2025 Q3 | Science of Security Virtual Organization

2025 Q3

Improving Malware Classifiers with Plausible Novel Samples

Research Team Status

Names of researchers and position
(e.g. Research Scientist, PostDoc, Student (Undergrad/Masters/PhD))

- Skyler Grandel, PhD student
- Dung Thuy "Judy" Nguyen, PhD student
- Kailani "Cai" Lemieux-Mack , PhD student
- Yifan Zhang, PhD student
- Zack Silver, undergraduate student
- Evelyn Guo, undergraduate student
Any new collaborations with other universities/researchers?
- N/A

Project Goals

What is the current project goal?
- There are two current goals for this project:
  - Improved decompilation. We are seeking to develop techniques assisted
    by large language models to improve the quality of source code
    obtained via decompilation. Specifically, we want to ensure that
    decompiled source is comprehensible and recompilable to improve its
    utility in reverse engineering pipelines (e.g., for malware analysis).
    Doing so will help improve techniques for subsequently modeling novel
    plausible samples (and downstream classifiers).
  - Improving neural network robustness. We are seeking to improve our
    ability to validate that neural networks adhere to a given
    specification with stronger guarantees of some probability. We are
    also improving how neural models can be made more resilient against
    adversarial manipulation (e.g., due to backdoor attacks). This goal
    aligns with our overall vision of improving how classifiers
    (especially security-critical malware classifiers) can be made
    withstand interference from adversaries seeking to undermine them.
How does the current goal factor into the long-term goal of the project?
- This quarter's goals are well-aligned with our overall goal of
  improving malware classifiers. Improving decompilation is critically
  relevant to comprehension and explainability, not only by humans, but
  by neural models used to generate novel variants to improve
  classification. Moreover, our foundational improvements to classifier
  robustness will help ensure that we can quantify their performance
  characteristics and provide stronger guarantees about the limits of
  their behavior.

Accomplishments

Address whether project milestones were met. If milestones were not met, explain why, and what are the next steps.
- We continue to be on track for our Year 2 goals. Our work has
  culminated in ESORICS 2025 and NeurIPS 2025 publications, new
  submissions under review, and several invited talks.
What is the contribution to foundational cybersecurity research?

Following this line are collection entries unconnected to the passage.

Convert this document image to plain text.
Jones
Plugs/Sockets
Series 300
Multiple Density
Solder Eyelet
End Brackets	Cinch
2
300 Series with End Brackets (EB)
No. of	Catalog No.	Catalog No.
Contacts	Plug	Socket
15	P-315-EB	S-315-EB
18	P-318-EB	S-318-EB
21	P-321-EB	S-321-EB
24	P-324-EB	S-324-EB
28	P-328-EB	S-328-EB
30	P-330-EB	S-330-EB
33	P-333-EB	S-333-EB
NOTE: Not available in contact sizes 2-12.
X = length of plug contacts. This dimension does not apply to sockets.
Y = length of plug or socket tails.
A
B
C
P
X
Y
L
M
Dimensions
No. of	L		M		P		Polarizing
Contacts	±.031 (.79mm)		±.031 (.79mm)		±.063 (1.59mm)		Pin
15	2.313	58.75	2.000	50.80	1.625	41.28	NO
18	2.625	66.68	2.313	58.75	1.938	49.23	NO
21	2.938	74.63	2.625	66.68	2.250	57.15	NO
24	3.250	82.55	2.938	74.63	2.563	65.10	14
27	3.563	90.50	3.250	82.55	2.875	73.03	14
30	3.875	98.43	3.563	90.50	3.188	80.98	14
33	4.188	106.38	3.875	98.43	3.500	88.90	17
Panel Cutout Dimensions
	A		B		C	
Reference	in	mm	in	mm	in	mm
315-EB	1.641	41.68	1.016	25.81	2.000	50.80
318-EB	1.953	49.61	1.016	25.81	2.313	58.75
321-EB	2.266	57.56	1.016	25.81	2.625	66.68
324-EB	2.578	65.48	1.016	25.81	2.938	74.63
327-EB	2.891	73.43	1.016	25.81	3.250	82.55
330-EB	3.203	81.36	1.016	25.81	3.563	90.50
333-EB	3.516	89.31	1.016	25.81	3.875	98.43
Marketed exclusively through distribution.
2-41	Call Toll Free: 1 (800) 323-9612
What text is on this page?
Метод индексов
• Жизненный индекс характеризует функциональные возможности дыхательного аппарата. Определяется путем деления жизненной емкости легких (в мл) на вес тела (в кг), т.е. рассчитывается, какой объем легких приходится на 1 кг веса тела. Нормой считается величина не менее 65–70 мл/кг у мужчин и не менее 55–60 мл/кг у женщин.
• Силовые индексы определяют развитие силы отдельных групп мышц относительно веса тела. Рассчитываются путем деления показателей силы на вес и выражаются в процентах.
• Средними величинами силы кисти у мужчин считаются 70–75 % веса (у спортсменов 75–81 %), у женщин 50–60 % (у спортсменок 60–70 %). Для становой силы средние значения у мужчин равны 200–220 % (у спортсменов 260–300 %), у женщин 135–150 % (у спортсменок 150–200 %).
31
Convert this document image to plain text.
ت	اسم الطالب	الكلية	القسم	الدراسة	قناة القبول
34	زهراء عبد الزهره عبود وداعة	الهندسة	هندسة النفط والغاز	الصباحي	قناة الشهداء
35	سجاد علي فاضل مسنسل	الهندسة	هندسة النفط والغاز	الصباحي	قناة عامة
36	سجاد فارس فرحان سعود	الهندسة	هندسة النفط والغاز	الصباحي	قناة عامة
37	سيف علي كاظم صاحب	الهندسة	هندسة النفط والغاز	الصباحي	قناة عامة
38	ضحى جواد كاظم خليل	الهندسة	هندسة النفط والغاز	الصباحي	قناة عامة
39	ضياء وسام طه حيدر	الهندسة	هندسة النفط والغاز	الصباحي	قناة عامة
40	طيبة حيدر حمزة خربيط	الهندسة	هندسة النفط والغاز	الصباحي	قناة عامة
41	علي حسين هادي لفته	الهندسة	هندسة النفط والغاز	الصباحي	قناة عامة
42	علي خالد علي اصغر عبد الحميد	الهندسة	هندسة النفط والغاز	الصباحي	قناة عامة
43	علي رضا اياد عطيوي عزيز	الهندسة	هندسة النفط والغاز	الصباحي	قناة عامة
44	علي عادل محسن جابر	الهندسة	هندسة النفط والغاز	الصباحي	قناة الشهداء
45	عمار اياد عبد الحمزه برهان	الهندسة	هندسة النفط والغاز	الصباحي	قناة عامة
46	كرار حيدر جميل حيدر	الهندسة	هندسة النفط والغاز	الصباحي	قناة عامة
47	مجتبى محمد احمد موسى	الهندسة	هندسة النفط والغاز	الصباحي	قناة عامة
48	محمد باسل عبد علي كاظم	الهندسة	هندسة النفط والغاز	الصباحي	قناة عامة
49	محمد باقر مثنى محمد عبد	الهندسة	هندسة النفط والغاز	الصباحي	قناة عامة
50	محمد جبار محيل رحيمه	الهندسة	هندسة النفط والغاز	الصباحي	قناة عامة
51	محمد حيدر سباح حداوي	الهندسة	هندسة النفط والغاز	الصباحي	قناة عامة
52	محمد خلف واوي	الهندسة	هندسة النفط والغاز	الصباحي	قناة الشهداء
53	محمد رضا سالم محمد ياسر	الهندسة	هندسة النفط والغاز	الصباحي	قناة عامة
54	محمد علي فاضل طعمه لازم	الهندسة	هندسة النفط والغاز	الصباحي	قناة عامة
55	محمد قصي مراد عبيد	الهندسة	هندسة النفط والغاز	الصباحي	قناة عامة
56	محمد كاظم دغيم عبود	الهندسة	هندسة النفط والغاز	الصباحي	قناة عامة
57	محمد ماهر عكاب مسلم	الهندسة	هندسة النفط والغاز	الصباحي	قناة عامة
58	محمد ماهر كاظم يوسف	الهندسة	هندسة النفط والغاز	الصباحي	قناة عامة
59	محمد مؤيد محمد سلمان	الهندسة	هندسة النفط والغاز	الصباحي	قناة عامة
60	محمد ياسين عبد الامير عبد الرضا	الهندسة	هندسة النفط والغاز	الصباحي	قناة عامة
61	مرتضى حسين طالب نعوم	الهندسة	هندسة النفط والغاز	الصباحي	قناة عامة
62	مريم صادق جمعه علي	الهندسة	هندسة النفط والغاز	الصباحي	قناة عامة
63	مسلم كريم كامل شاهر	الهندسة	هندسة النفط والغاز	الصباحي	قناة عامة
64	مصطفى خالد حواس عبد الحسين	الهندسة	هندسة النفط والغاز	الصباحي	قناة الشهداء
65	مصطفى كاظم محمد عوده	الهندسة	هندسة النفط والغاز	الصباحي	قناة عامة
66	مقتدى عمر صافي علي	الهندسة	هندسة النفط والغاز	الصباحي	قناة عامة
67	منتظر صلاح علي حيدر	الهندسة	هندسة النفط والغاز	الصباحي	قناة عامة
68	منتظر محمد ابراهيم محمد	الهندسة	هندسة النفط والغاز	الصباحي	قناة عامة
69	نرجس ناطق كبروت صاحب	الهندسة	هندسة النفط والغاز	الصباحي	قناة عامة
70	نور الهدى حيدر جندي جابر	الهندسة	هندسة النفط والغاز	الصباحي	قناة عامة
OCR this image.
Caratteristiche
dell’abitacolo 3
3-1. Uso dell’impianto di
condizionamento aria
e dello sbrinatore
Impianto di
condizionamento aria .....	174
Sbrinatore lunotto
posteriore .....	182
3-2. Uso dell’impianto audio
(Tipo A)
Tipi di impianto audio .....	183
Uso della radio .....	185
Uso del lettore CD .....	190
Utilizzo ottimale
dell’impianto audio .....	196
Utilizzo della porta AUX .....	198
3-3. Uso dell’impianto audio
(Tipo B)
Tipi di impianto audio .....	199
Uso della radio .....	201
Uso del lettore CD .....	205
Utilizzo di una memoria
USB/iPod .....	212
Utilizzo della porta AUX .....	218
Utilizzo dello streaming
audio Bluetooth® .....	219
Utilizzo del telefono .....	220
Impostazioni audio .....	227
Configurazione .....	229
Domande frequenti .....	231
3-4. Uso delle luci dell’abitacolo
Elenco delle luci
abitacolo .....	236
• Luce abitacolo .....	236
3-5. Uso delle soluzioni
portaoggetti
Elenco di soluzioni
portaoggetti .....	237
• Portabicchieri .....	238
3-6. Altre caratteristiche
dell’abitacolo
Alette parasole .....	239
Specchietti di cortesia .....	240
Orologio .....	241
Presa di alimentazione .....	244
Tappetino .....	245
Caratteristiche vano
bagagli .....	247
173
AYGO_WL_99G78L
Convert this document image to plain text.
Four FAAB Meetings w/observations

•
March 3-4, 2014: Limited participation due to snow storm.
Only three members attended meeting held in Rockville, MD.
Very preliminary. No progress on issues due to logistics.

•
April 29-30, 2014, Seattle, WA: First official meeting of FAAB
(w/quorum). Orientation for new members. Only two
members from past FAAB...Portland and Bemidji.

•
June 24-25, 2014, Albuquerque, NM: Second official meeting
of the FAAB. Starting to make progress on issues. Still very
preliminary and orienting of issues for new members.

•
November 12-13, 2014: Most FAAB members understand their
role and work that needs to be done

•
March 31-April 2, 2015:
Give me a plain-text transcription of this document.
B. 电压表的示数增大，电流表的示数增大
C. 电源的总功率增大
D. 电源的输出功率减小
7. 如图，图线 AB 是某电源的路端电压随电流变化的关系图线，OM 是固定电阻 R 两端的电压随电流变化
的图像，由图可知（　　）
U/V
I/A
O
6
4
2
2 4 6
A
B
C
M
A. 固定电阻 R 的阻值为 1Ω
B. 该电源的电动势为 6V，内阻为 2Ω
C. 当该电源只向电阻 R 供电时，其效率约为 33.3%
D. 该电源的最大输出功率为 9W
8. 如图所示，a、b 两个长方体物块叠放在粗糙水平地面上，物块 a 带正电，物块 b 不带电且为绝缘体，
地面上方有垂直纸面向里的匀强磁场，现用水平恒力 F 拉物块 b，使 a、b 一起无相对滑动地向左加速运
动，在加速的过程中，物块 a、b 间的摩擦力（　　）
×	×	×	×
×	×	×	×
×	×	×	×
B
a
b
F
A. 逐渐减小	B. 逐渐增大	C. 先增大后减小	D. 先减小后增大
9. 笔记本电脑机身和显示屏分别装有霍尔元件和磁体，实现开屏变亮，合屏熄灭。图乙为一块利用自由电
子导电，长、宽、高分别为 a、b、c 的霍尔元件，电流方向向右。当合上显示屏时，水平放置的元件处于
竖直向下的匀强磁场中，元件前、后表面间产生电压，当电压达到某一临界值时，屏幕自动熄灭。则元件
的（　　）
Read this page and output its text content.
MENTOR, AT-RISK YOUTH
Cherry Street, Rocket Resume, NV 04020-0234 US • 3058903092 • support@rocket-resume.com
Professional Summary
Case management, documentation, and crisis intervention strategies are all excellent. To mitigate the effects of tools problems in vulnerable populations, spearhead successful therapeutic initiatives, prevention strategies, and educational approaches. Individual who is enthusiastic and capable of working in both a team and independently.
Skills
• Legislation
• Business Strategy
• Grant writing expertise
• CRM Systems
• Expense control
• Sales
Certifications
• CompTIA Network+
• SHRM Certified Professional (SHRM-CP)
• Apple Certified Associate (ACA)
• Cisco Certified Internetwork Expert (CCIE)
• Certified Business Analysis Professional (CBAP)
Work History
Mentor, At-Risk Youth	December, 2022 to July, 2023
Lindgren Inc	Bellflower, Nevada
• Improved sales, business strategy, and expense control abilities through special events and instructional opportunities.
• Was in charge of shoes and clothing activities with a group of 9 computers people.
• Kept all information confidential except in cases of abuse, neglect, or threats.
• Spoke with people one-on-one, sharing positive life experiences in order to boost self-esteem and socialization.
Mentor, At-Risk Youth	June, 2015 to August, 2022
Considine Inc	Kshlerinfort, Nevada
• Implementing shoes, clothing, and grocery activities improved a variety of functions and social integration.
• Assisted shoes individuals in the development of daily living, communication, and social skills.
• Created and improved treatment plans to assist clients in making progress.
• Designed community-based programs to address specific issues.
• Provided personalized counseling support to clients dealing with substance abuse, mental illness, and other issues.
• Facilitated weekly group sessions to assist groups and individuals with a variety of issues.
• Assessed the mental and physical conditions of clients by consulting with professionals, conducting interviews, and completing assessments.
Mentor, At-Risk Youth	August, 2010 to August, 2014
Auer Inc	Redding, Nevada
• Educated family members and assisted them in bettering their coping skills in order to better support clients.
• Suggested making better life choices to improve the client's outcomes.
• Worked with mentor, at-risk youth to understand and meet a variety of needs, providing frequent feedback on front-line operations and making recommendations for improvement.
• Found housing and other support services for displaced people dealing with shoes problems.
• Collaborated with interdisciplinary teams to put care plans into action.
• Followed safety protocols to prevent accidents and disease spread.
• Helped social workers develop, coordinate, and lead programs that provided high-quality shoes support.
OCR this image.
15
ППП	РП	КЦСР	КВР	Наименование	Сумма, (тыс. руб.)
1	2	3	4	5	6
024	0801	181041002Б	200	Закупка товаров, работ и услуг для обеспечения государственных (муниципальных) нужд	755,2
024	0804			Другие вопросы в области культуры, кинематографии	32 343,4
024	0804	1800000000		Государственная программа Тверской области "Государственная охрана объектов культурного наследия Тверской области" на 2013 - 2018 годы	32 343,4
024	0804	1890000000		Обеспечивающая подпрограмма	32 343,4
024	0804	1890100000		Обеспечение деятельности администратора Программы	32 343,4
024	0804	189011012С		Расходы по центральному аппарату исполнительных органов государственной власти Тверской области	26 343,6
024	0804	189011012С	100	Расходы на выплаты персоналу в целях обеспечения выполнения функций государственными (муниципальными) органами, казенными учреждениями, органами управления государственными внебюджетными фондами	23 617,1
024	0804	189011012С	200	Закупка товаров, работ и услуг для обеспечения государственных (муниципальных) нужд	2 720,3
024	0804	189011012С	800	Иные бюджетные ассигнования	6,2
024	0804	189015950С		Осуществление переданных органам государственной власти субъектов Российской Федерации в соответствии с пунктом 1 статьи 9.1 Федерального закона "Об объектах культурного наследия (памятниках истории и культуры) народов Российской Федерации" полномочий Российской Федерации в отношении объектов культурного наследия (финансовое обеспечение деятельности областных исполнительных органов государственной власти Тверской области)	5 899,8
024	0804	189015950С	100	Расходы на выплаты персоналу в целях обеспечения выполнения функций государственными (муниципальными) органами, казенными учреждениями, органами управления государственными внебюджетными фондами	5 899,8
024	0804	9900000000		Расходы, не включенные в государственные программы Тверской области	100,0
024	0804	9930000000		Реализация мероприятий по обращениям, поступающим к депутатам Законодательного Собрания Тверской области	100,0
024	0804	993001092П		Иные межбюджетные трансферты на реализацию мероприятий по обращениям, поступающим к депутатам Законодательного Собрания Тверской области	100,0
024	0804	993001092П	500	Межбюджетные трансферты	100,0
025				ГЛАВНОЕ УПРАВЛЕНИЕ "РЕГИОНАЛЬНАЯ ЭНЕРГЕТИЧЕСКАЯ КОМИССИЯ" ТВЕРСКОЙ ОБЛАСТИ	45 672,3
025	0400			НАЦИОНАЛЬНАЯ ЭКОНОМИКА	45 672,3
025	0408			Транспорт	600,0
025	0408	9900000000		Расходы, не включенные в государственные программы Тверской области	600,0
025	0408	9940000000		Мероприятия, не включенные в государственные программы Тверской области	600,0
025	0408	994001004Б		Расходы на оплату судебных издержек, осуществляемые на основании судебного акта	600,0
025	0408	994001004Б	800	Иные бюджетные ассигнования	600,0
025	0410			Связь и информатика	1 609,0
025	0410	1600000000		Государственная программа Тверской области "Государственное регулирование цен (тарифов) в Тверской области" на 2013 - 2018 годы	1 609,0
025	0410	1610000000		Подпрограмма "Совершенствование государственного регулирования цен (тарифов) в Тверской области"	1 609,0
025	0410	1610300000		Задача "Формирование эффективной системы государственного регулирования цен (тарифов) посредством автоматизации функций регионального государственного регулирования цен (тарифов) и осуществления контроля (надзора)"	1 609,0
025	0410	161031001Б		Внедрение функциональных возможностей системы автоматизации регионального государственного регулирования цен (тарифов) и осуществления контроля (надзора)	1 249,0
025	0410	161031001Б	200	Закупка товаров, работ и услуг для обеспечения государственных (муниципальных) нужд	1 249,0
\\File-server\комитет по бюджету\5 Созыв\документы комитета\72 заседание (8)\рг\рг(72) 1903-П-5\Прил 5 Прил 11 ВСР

Was there something discovered or confirmed?
- On decompilation: we have improved re-executability of decompiled
  binaries by 10% across two different datasets using large language
  models. Typically, decompiled source is poor quality, lacking
  semantics provided in the original source code. Moreover, decompiled
  source often fails to re-compile again -- missing headers, libraries,
  linking issues, and (when LLMs are involved) syntax errors. These
  issues prevent full understanding of program behavior, especially when
  probative testing is performed (e.g., rewriting or changing portions
  of the decompiled source). Furthermore, even when decompilation
  yields re-compilable source, the re-compiled program is almost never
  semantically equivalent (i.e., it produces different outputs from the
  original program or crashes). Building upon our previously-reported
  COMCAT approach, we have leveraged in-context learning and
  retrieval-augmented generation to further refined decompiled source,
  leading to improvements in re-executability rates by as much as 10%.
- On neural network robustness and verification: we developed a new
  conformal prediction- based method that can provide probabilistic
  guarantees -- i.e., that a specification holds with a certain
  probability for a neural network. The approach is scalable and is
  nearly architecture-agnostic and has culminated in a NeurIPS'25 paper
  accepted. Based on a subsequent investigation, we
  observed that we can still find adversarial perturbations even if a
  given network has a very high probability (i.e., >99.999%) of being
  locally adversarially robust. This provides guidance about the
  coverage of the model's input space and how robustness is evaluated.
Impact of research
- Internal to the university (coursework/curriculum)
  - N/A
- External to the university (transition to industry/government (local/federal); patents, start-ups, software, etc.)
  - Improvements integrated into the Neural Network Verification tool: https://github.com/verivital/nnv/
  - PARDON source code: github.com/judydnguyen/PARDON-FedDG
  - Organized VNN-COMP colocated with CAV/SAIV 2025
- Any acknowledgements, awards, or references in media?
  - N/A

Publications and presentations

Add publication reference in the publications section below. An authors copy or final should be added in the report file(s) section. This is for NSA's review only.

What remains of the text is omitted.